Pragnę zwrócić uwagę,że owo larum podnieśli dwaj europosłowie z PiS-p.M.Migalski i p.R.Czarnecki tu cytat:
"Europosłowie Prawa i Sprawiedliwości - Marek Migalski i Ryszard Czarnecki - nawołują do bojkotu piwa "Lech" i innych produktów Kompanii Piwowarskiej. Do apelu przyłącza się także redakcja portalu Niezależna.pl."
http://www.niezalezna.pl/article/show/id/37232

Trudno ich posądzać o jakieś działania marketingowe na rzecz KP.

Tak się składa,ze w Krakowie nie bywam zbyt często i w sumie nie wiedziałam,że takie coś tam jest.
Wklejając fragment art, chciałam zwrócić uwagę na słuszną inicjatywę bojkotowania firmy,która powinna była-nawet jeśli kampanię przygotowywała pól roku wcześniej-z niej zrezygnować właśnie ze względu na okoliczności.

Swoją drogą skąd pomysły marketingowców,by akurat na ten rok ruszyć z ruskim tyskim i zimnym ?

avatar użytkownika Krzysztofjaw

2. @Maro

Witam
Ja nie neguję potrzeby bojkotu... zresztą sam się do niego przyłączam i to totalnie... z tym, że zbyt późno ten bojkot ogłoszono i nagłośniono medialnie... sprawa jest znana od co najmniej miesiąca. Informacje o niej pojawiły się w gazetach krakowskich zaraz po wyborach (były to głosy oburzenia)... gdzie wtedy byli posłowi PiS (nawet Ci lokalni?)... ale ok... bojkot jest potrzbny...

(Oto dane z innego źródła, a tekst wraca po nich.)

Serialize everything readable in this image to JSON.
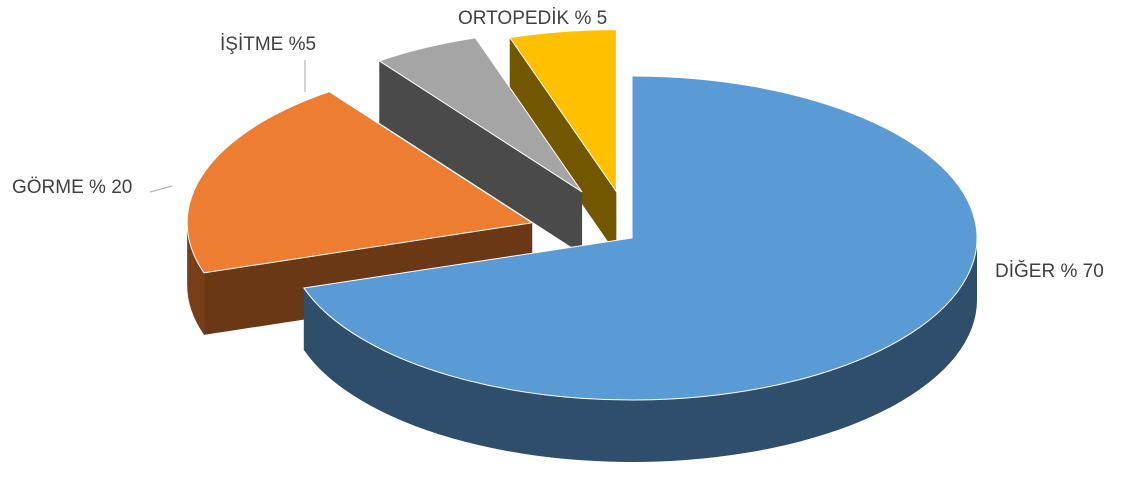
{
  "chart_data": {
    "type": "pie3d",
    "values": [
      70,
      20,
      5,
      5
    ],
    "value_labels": [
      "DİĞER % 70",
      "GÖRME % 20",
      "İŞİTME %5",
      "ORTOPEDİK % 5"
    ],
    "colors": [
      "#5b9bd5",
      "#ed7d31",
      "#a5a5a5",
      "#ffc000"
    ]
  }
}
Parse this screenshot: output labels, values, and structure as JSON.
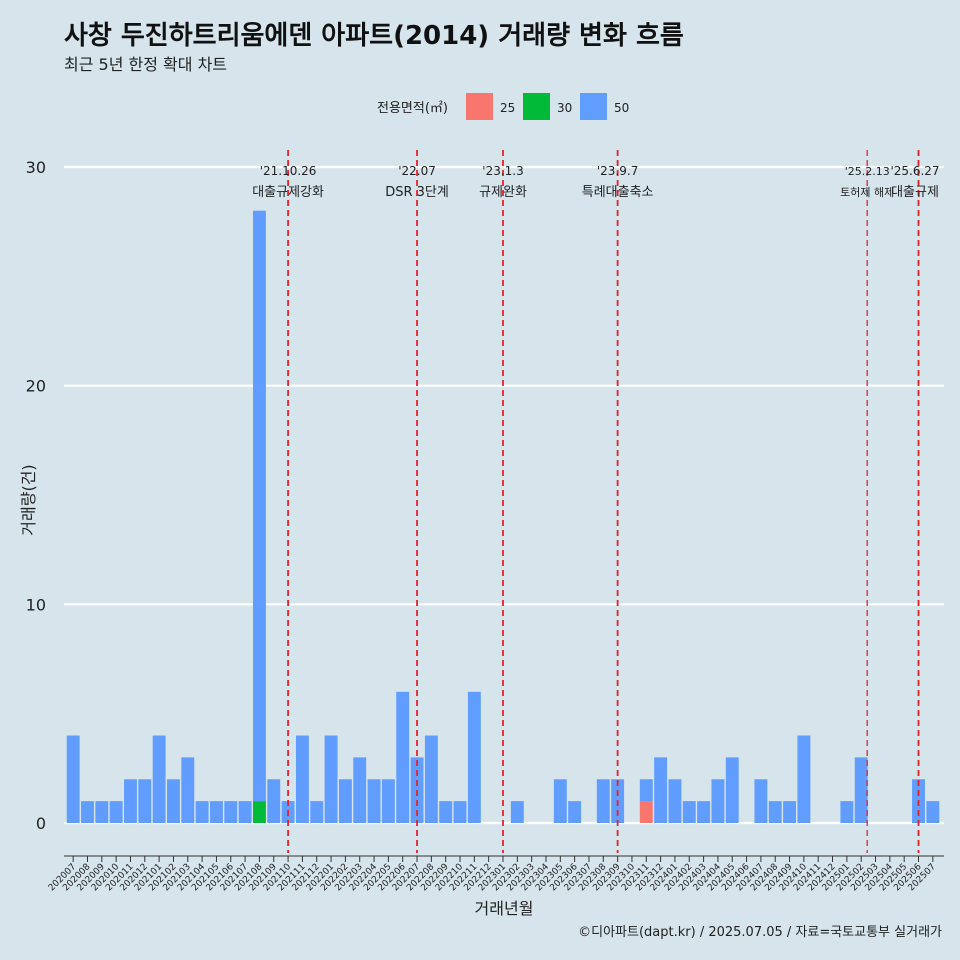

Natomiast fundamentalne i to bardzo fundamentalne pytanie zadałaś w ostatnim zdaniu... zresztą chciałem żeby właśnie ten post skłaniał do zadania tego pytania!

Krzysztof Jaworucki (krzysztofjaw)

avatar użytkownika Maryla

3. Billboard "Zimny Lech" zniknie z Krakowa

http://wiadomosci.onet.pl/2681,2205097,billboard_zimny_lech_zniknie_z_kr...

RMF FM podało, że producent piwa nie zamierza przedłużyć kończącej się właśnie umowy na wynajem powierzchni reklamowej. Przedstawiciele Kompanii Piwowarskiej zastrzegli, że reklamą piwa Lech nie chcieli urazić niczyich uczuć.

Maryla

------------------------------------------------------

Stowarzyszenie Blogmedia24.pl

 

avatar użytkownika Unicorn

4. Wszystko zaczęło się od tego,

Wszystko zaczęło się od tego, że ktoś wrzucił fotkę na demotywatory.pl i poszło dalej a ludzie nabrali skojarzeń mrocznych.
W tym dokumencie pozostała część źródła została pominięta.